The cuvée is harvested on lots since over 45 years. The vineyards are being ploughed once or twice per year to preserve the terroir character and the total average yield is 53 hl. The various climates such as Les Châtaigniers, Les Bouthières, Les Pragnes, complete the final complexity after blending and maturing in the barrels.
Vinification and maturation
Hand harvesting is done in two runs with sorting in the vineyard, after what the grape is placed whole and uncrushed into the Buscher type pneumatic press. The winemaking is done in 5 parts : 20% in thermo-regulated barrels, 20% in new oak barrels, 20% in 1 year old barrels, 20% in 2 year old barrels, 20% in 3 year old barrels.
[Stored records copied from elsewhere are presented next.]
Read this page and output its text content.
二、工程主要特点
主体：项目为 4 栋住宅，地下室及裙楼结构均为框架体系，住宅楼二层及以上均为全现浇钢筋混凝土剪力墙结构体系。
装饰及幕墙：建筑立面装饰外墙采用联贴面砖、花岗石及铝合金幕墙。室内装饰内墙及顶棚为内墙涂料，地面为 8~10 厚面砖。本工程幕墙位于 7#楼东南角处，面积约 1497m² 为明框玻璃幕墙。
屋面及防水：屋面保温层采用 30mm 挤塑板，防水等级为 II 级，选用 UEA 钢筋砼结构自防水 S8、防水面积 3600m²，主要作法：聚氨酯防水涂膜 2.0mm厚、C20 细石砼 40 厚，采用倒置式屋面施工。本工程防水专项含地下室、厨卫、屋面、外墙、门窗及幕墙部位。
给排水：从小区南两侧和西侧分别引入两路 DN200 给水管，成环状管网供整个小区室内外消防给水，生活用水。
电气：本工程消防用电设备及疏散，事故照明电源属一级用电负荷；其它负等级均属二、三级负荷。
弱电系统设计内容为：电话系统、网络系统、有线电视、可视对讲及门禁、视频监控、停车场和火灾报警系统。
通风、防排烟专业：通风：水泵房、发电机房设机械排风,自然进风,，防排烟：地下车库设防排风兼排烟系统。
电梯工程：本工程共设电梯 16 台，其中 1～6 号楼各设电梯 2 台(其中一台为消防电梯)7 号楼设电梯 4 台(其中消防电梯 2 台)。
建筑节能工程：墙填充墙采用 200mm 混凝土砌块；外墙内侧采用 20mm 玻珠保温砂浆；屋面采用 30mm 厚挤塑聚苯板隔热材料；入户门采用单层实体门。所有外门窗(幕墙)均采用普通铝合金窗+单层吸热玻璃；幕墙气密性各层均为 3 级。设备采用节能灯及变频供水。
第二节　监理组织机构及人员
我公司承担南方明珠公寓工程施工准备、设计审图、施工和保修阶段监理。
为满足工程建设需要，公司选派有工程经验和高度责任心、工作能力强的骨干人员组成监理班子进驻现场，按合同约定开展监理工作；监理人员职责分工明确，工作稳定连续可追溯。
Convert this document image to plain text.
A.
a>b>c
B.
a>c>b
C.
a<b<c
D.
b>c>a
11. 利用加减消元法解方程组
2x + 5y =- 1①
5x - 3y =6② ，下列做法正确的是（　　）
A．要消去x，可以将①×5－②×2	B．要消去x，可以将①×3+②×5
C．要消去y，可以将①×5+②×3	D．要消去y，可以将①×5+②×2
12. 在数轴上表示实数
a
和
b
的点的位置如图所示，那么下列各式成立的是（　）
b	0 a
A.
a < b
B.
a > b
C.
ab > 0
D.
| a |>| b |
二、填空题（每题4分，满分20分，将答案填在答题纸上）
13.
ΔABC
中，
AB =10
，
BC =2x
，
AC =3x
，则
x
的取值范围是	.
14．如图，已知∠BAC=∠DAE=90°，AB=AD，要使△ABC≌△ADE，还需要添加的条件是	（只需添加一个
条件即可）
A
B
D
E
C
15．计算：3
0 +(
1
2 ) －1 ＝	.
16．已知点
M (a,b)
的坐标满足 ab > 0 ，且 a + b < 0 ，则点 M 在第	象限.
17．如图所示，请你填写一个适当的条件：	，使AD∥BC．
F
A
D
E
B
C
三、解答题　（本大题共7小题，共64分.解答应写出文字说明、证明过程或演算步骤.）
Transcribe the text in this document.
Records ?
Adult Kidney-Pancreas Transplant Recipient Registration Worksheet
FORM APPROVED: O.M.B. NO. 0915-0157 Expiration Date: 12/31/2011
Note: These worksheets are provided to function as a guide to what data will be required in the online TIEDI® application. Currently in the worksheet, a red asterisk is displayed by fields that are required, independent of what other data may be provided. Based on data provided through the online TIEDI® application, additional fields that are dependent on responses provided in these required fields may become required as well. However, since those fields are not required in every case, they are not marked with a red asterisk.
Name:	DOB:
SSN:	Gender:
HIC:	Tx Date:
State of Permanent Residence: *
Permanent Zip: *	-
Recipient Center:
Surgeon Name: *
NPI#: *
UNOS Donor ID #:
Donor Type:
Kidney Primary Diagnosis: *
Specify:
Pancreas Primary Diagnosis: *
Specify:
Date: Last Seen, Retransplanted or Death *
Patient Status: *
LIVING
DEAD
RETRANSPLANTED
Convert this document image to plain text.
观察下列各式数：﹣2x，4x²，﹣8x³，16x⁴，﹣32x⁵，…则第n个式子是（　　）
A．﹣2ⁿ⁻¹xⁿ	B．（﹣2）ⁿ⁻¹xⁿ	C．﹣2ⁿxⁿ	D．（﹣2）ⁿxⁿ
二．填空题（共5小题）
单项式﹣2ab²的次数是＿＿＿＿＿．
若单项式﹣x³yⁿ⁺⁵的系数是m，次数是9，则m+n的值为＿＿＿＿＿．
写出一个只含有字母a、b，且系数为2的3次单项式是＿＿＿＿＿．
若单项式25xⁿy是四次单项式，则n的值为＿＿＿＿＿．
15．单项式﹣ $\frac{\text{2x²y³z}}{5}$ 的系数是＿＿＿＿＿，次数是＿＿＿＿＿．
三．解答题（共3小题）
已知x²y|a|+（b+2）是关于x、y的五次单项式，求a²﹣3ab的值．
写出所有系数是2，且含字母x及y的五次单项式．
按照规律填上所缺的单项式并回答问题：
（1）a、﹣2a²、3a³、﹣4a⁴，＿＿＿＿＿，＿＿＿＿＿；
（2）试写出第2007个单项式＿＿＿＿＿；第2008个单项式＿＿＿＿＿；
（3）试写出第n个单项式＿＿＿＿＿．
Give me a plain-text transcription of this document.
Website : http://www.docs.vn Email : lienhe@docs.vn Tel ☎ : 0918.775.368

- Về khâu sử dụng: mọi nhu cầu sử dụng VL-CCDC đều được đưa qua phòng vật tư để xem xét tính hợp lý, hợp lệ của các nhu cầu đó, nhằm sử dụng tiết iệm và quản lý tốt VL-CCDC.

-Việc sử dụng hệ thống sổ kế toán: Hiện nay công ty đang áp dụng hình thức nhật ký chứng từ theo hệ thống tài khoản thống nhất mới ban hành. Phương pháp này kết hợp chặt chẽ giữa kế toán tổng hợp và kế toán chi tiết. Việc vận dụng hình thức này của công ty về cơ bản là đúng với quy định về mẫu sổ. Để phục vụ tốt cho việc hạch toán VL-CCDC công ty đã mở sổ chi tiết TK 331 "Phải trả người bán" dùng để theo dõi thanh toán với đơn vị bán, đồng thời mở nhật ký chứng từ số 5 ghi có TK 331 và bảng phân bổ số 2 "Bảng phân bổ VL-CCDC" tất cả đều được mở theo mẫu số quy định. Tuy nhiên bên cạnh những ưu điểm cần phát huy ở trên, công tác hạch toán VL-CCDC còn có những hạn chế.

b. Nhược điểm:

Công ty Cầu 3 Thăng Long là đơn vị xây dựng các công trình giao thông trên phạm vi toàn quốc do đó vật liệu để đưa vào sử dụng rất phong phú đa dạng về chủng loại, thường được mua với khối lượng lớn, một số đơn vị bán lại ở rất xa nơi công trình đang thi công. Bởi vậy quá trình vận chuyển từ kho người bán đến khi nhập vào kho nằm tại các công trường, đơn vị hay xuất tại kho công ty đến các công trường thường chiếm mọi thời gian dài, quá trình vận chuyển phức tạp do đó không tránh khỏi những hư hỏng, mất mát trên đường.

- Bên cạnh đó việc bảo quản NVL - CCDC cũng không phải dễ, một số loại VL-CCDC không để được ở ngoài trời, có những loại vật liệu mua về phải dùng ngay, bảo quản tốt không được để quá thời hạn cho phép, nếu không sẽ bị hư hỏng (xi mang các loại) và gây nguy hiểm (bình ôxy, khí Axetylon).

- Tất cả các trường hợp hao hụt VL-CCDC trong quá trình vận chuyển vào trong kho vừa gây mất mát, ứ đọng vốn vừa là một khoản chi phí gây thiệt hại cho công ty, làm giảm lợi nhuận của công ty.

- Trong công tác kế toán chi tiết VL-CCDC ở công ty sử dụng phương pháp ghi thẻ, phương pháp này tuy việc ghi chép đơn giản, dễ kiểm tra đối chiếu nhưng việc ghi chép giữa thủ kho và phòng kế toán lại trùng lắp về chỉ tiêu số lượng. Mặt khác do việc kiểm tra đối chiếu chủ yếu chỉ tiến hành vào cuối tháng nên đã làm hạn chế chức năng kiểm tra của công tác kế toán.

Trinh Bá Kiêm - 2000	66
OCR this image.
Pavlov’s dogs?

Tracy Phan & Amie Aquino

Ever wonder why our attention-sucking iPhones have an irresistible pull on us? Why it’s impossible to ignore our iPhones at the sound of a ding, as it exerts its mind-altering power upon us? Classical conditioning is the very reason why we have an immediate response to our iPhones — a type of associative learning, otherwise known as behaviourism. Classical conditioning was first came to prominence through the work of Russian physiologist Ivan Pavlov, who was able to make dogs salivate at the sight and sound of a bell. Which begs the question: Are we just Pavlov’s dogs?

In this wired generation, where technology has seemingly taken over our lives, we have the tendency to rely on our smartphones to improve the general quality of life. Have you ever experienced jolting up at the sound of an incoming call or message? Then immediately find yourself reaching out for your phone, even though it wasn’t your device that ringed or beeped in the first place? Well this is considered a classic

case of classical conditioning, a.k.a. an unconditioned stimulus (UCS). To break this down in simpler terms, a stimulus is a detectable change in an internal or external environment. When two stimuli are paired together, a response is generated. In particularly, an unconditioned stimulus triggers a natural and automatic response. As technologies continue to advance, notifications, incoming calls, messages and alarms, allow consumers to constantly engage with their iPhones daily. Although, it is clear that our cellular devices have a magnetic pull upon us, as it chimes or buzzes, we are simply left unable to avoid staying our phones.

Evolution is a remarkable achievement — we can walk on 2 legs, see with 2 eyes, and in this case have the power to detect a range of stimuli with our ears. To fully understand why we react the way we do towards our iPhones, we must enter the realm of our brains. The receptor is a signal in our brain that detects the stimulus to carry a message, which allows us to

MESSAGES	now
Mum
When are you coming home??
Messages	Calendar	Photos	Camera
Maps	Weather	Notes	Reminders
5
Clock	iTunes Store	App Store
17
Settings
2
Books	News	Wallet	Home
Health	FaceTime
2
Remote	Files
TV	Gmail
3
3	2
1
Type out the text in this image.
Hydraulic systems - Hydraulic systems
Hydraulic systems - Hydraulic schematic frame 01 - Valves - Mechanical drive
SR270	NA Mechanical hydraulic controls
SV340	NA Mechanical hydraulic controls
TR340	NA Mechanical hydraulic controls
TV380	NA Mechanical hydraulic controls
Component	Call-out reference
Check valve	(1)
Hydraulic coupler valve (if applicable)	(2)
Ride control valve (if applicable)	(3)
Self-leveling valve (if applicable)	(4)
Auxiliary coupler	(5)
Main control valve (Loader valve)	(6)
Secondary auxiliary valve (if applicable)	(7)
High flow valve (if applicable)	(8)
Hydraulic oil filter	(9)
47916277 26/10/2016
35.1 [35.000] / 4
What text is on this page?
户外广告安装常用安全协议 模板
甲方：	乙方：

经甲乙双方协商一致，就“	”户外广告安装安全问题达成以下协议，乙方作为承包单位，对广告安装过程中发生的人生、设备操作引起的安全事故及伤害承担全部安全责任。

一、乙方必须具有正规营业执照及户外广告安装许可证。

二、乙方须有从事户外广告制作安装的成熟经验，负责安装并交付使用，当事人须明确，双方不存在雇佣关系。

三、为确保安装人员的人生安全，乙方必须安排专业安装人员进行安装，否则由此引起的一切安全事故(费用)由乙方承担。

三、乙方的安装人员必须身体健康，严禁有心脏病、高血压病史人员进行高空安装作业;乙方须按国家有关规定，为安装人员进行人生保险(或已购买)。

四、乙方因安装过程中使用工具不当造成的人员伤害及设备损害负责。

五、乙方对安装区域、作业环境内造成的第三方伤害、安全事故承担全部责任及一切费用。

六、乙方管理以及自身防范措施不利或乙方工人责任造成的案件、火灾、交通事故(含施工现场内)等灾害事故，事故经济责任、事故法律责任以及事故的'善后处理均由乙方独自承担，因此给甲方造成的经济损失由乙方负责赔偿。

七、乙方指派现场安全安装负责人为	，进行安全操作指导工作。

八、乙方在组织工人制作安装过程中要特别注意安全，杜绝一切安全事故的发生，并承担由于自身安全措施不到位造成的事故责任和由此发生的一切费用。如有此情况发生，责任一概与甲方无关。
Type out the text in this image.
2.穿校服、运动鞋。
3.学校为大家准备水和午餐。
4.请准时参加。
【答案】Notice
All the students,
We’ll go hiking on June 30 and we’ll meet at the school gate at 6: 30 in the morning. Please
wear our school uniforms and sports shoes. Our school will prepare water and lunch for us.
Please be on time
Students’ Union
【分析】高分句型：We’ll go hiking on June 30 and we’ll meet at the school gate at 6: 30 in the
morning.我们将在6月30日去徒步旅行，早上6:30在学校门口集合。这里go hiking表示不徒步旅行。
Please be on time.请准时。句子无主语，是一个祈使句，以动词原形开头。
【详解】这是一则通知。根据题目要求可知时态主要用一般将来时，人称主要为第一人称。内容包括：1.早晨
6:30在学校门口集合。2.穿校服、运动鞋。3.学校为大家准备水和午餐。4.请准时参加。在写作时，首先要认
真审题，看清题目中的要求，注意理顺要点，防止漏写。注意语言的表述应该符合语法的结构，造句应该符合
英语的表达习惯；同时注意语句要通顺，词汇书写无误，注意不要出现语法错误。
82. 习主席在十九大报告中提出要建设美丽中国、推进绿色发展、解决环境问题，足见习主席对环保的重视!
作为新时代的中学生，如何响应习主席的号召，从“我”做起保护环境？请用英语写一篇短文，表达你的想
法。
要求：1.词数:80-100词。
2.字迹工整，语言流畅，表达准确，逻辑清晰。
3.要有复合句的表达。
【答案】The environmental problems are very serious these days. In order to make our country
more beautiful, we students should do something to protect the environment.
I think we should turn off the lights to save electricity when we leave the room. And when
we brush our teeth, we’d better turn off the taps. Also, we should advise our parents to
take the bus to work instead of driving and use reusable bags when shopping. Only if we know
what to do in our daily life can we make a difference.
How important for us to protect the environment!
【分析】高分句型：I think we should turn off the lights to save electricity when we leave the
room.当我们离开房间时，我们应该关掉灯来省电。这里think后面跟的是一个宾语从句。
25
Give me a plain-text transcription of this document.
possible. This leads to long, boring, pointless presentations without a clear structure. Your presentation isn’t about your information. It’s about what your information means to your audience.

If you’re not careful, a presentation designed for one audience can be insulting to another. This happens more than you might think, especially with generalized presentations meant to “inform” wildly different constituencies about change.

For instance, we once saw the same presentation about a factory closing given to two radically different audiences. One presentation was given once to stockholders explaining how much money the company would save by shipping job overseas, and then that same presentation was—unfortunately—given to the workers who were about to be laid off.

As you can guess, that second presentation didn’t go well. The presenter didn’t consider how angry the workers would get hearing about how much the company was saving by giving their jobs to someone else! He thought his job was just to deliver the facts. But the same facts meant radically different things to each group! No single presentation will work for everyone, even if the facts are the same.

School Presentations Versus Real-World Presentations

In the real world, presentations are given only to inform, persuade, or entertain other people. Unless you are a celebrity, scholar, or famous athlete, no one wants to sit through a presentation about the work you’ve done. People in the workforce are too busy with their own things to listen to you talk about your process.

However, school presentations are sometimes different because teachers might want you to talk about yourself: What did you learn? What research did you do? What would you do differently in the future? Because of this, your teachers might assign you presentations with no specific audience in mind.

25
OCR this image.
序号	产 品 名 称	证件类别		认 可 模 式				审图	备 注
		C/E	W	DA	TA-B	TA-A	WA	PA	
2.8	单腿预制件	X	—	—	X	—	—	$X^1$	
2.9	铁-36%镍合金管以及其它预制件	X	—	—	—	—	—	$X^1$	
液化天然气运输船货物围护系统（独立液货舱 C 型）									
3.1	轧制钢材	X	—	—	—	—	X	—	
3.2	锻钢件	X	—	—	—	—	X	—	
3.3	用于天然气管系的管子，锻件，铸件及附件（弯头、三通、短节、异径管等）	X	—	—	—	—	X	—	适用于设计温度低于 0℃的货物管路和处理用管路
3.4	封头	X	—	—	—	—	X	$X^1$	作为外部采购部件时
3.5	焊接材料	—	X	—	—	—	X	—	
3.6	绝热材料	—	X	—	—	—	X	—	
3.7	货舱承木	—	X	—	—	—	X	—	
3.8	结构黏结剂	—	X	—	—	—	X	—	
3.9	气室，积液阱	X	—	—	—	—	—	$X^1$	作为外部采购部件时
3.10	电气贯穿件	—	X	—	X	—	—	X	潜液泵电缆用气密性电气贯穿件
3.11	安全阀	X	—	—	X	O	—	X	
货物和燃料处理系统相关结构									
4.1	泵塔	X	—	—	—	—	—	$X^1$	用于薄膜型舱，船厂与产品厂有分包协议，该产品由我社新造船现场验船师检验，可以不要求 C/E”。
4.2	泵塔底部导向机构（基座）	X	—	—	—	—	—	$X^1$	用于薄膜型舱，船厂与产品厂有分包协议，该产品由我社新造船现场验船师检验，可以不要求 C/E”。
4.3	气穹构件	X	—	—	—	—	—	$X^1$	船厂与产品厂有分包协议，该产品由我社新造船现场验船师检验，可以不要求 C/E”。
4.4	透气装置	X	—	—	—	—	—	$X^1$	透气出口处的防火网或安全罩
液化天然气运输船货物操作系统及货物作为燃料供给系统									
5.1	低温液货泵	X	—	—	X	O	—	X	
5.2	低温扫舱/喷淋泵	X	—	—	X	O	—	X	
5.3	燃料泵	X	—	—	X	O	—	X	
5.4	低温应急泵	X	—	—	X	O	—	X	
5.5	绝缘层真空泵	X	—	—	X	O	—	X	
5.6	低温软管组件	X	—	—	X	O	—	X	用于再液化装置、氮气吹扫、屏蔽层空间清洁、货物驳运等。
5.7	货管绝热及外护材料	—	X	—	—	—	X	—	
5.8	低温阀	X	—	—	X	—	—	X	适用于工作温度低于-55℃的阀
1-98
Maturing in barrels takes 12 months after which time they are put together in stainless steel vats on fine lees for a period of 4 months. The barrels are placed on rotating stands to blend by rotation. The stirring up of the lees is done once or twice monthly, without added oxygen, and no loss of CO2.
With a dress green-gold, this fine and classy wine, offers harmonious aroma with notes of hazelnuts and roasted almonds.
This wine is ideal with appetizers, seafood, scallops, sea bream. When aged a few years, it can be served with a pan-fried foie gras, white meat such as veal or poultry with gravy, and a goat cheese.